Two nights ago, was a wonderful, warm evening; I found lots of interesting people, and things to have fun with -- the bodacious woman from Africa, who thrust a giant tub of rice and beans on me (yummy!) and "something to eat it with" -- an astonishing dark sauce made of liquid fire and crunchy pan scrapings. She called it by a name. After I tried it, I called it names also. Later on there was this nice man who called to me from his third floor balcony. He asked me to wait, he had something for me. Probably bottles. Third floor apartment dwellers love to drop bottles for binners, in bags, or otherwise. bags of beer cans are a splashy treat. Glass bottles are something else again -- "Dude! You almost had that!"
The gentleman returned to his railing and said, "here." and down fluttered a folded-square $5 bill -- I knew it before I saw it, because he'd done this years before, and I didn't realize who he was, and another binner, a few years earlier, told me of a resident in this apartment building dropping him $5.
It was a nice thing, and I told him so, he said he liked how I was always "out there trying." How nice to be appreciated. For years, right below his apartment, on the second floor, was a nice guy who always encouraged me, and commented how tidy and professional I was.
In the lanes, binners are under constant scrutiny -- not from everyone, just a select few. Foremost would be building managers, many of whom keep track of binners, Santa-style, finding out who's naughty, and who's nice, and occasionally bestowing favours, like bags of bottles, or blue bin access. Many residents -- home owners, and apartment dwellers, do the same. I could make a list of Fairview residents who are such serial Samaritans that they earn nicknames among the larger binning community. There have been two people who became known as the "Budweiser lady, " owing to the prolific amount of Bud cans they put out. There's the "menthol cigarette lady," who takes a few drags off a cigarette, puts it out, and back in the pack, until she has a small carrier bag full of packs of hardly-smoked menthol cigarettes, which she leaves, hanging on a dumpster, and has done so for years.
People who are homeless -- who "present" as being homeless, are, often, treated as being invisible; ignored like they're not there. Some homeless folk take it badly, some take it in stride, and some take it as a challenge. It's not true, of course, they are all too visible to "regular" folks, who, surreptitiously, watch the "hobos" like hawks -- they just pretend to not see them, on the streets at least.
I'll never forget an encounter I watched carefully back in 2005 at a bus stop on the busy South-West corner of Broadway and Granville. A panhandler who failed to get any change from a woman was yelling and swearing at her. She didn't flinch, didn't pay the slightest mind. The panhandler gave up, and walked away, at which point, this woman literally sagged, like a deflating balloon.

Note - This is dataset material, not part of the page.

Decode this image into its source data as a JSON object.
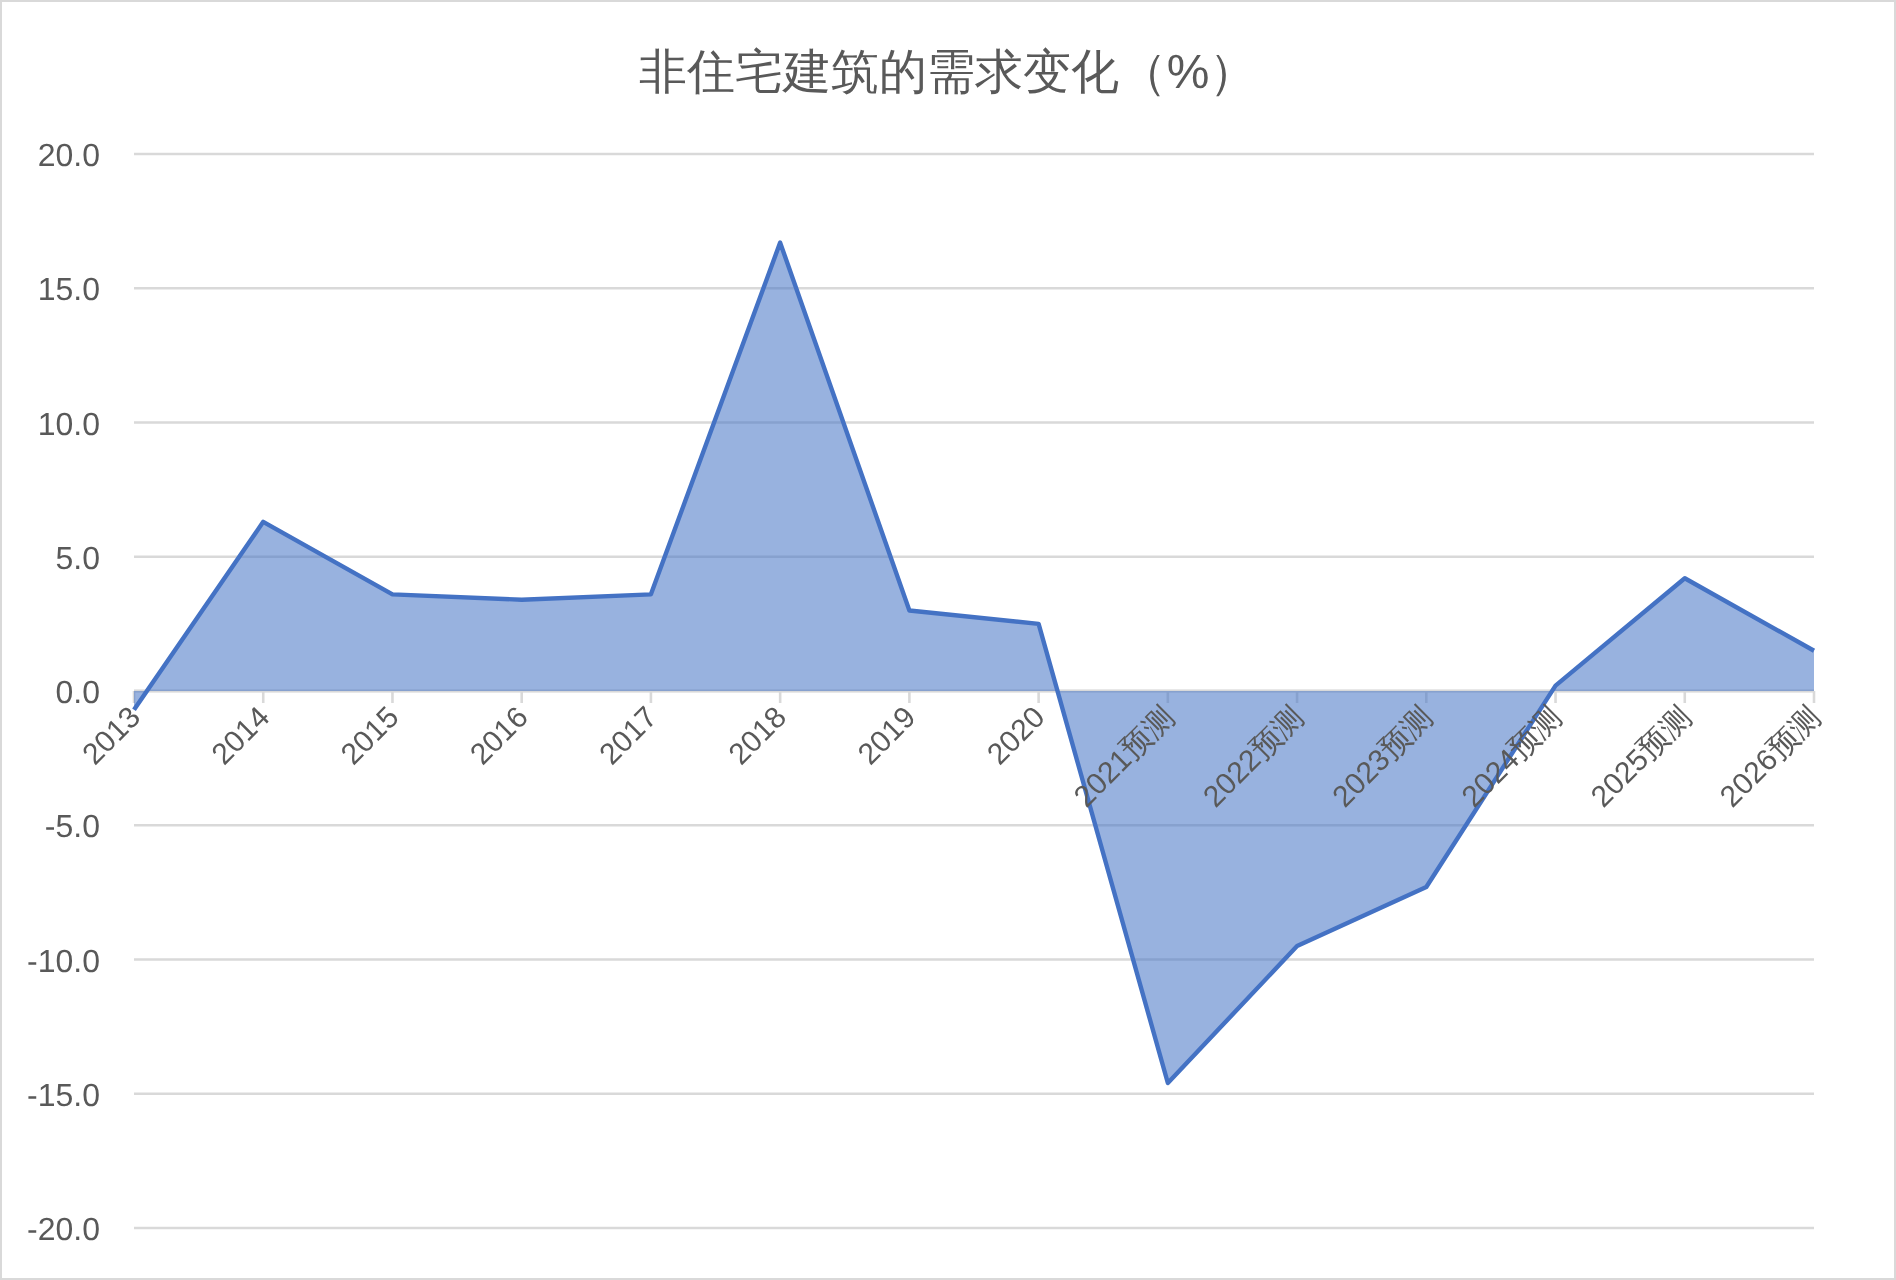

In the third book of Douglas Adams' The Hitchiker's Guide to the Galaxy five-book trilogy. It is explained that, invisibility being impossible, the S.E.P. field is the best way to hide a thing in plain site. Slap an inexpensive S.E.P. -- Somebody Else's Problem -- field around a thing, and people will walk by it, around it, even over it, like it's not there, because their brain is telling them that it's somebody else's problem, and they can ignore it.